Cardinal uses the concept of Persona to represent a game account. When submitting a message to Cardinal, you provide a persona tag to identify who is sending the message and a cryptographic signature to prove that you are an authorized user of that persona.

In contrast to the typical Ethereum account/address, Persona has the following superpowers:

  • Persona tags are human readable — A persona tag is similar to a gamer tag or a username, you can use alphanumeric (a to z, 0 to 9, and underscores) to represent yourself.

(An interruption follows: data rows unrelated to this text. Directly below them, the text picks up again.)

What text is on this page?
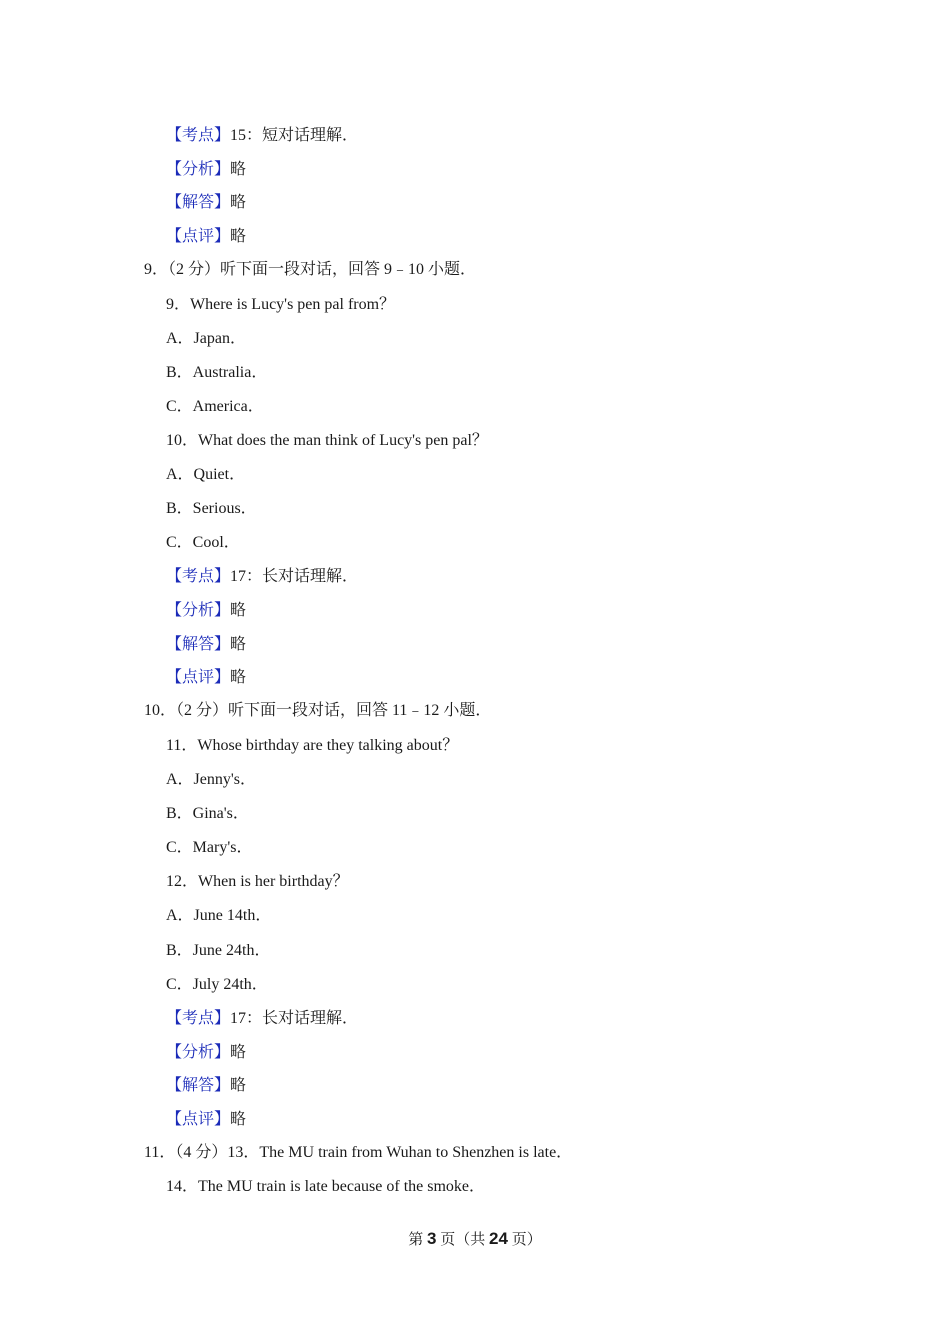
【考点】15：短对话理解．
【分析】略
【解答】略
【点评】略
9．（2 分）听下面一段对话，回答 9﹣10 小题．
9．Where is Lucy's pen pal from？
A．Japan．
B．Australia．
C．America．
10．What does the man think of Lucy's pen pal？
A．Quiet．
B．Serious．
C．Cool．
【考点】17：长对话理解．
【分析】略
【解答】略
【点评】略
10．（2 分）听下面一段对话，回答 11﹣12 小题．
11．Whose birthday are they talking about？
A．Jenny's．
B．Gina's．
C．Mary's．
12．When is her birthday？
A．June 14th．
B．June 24th．
C．July 24th．
【考点】17：长对话理解．
【分析】略
【解答】略
【点评】略
11．（4 分）13．The MU train from Wuhan to Shenzhen is late．
14．The MU train is late because of the smoke．
第 3 页（共 24 页）
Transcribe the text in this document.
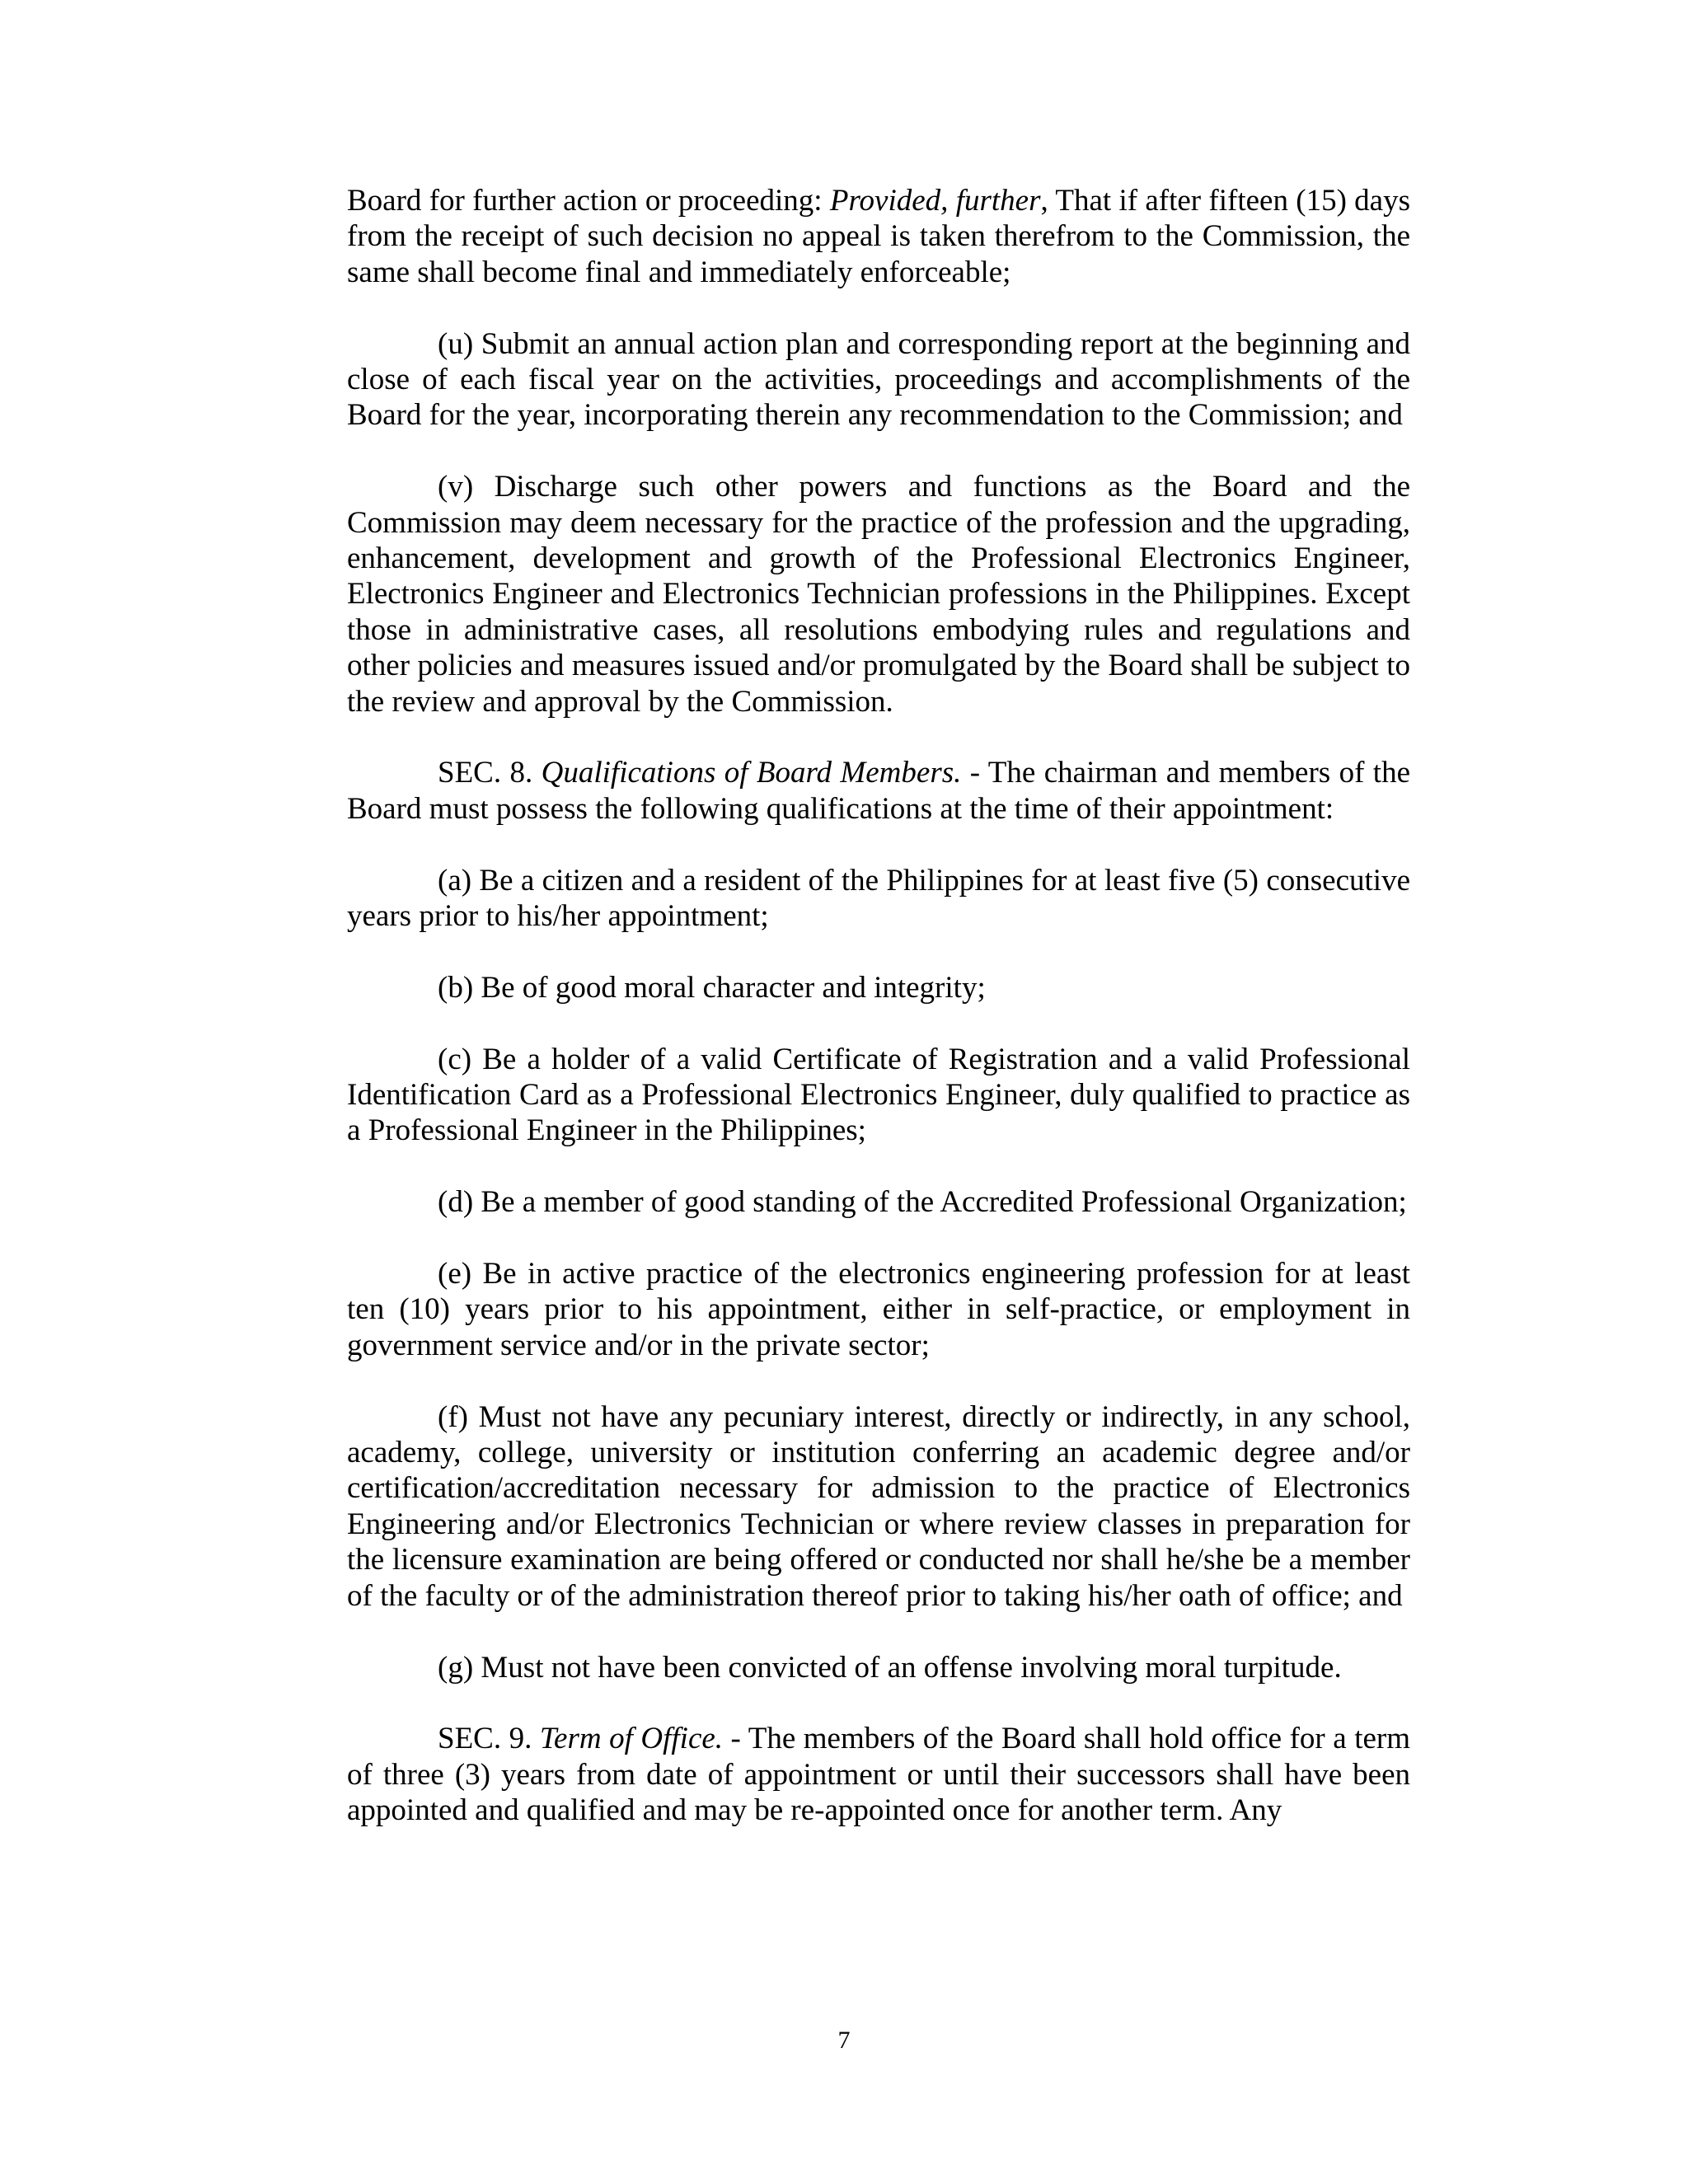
Board for further action or proceeding: Provided, further, That if after fifteen (15) days from the receipt of such decision no appeal is taken therefrom to the Commission, the same shall become final and immediately enforceable;

(u) Submit an annual action plan and corresponding report at the beginning and close of each fiscal year on the activities, proceedings and accomplishments of the Board for the year, incorporating therein any recommendation to the Commission; and

(v) Discharge such other powers and functions as the Board and the Commission may deem necessary for the practice of the profession and the upgrading, enhancement, development and growth of the Professional Electronics Engineer, Electronics Engineer and Electronics Technician professions in the Philippines. Except those in administrative cases, all resolutions embodying rules and regulations and other policies and measures issued and/or promulgated by the Board shall be subject to the review and approval by the Commission.

SEC. 8. Qualifications of Board Members. - The chairman and members of the Board must possess the following qualifications at the time of their appointment:

(a) Be a citizen and a resident of the Philippines for at least five (5) consecutive years prior to his/her appointment;

(b) Be of good moral character and integrity;

(c) Be a holder of a valid Certificate of Registration and a valid Professional Identification Card as a Professional Electronics Engineer, duly qualified to practice as a Professional Engineer in the Philippines;

(d) Be a member of good standing of the Accredited Professional Organization;

(e) Be in active practice of the electronics engineering profession for at least ten (10) years prior to his appointment, either in self-practice, or employment in government service and/or in the private sector;

(f) Must not have any pecuniary interest, directly or indirectly, in any school, academy, college, university or institution conferring an academic degree and/or certification/accreditation necessary for admission to the practice of Electronics Engineering and/or Electronics Technician or where review classes in preparation for the licensure examination are being offered or conducted nor shall he/she be a member of the faculty or of the administration thereof prior to taking his/her oath of office; and

(g) Must not have been convicted of an offense involving moral turpitude.

SEC. 9. Term of Office. - The members of the Board shall hold office for a term of three (3) years from date of appointment or until their successors shall have been appointed and qualified and may be re-appointed once for another term. Any

7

Unlike Ethereum accounts, they are not a 40 character hex string, making it easier to remember and share.
  • Multiple personas per Ethereum account — This allows you to easily switch between multiple Persona using a single EVM account.
  • Authorize other Ethereum accounts to act on behalf of your persona — In Ethereum, the only way to share access to your EOA account is to share your private key; this is impractical due to security reasons. In Cardinal, you can authorize other Ethereum accounts to use your persona, allowing them to act on your behalf without sharing your private key. This is useful for smart contracts that need to act on behalf of a user, or for a user to delegate access to another user.

Persona In Systems

Within a system, you can loop over transactions of a particular type. These transactions called TxData contain the following methods:

  • Msg returns the custom message data that you set up when you initially called NewMessageType.

  • Tx returns the Transaction, a struct containing signature information, including the Persona that was used to sign the transaction.

  • Hash returns the hash of the transaction.

In this sample code, an “attack” message type is created, as well as a system that simply logs the Persona Tag of each incoming Attack message.

package system

func AttackSystem(worldCtx cardinal.WorldContext) error {
    // Iterate over all Attack messages
    return cardinal.EachMessage[msg.AttackPlayerRequest, msg.AttackPlayerResponse](
        worldCtx,
        func(attack cardinal.TxData[AttackInput]) (AttackOutput, error) {
            // Obtain the persona tag used to send the message/transaction
            personaTag := attack.Tx().PersonaTag
            worldCtx.Logger().Debug().Msgf("The persona tag is %q", personaTag)
            return AttackOutput{}, nil
    })
}

Nakama

The easiest way to set up a Persona Tag with your cardinal game it to use the Cardinal plugin for Nakama. The /nakama/claim-persona RPC endpoint takes a request with a body of:

{"personaTag": "the-persona-tag-you-want-to-claim"}

and registers that persona with your Cardinal backend. For more details about what Nakama is specifically doing under the hood, see the Creating a Persona Tag section of the Nakama plugin documentation.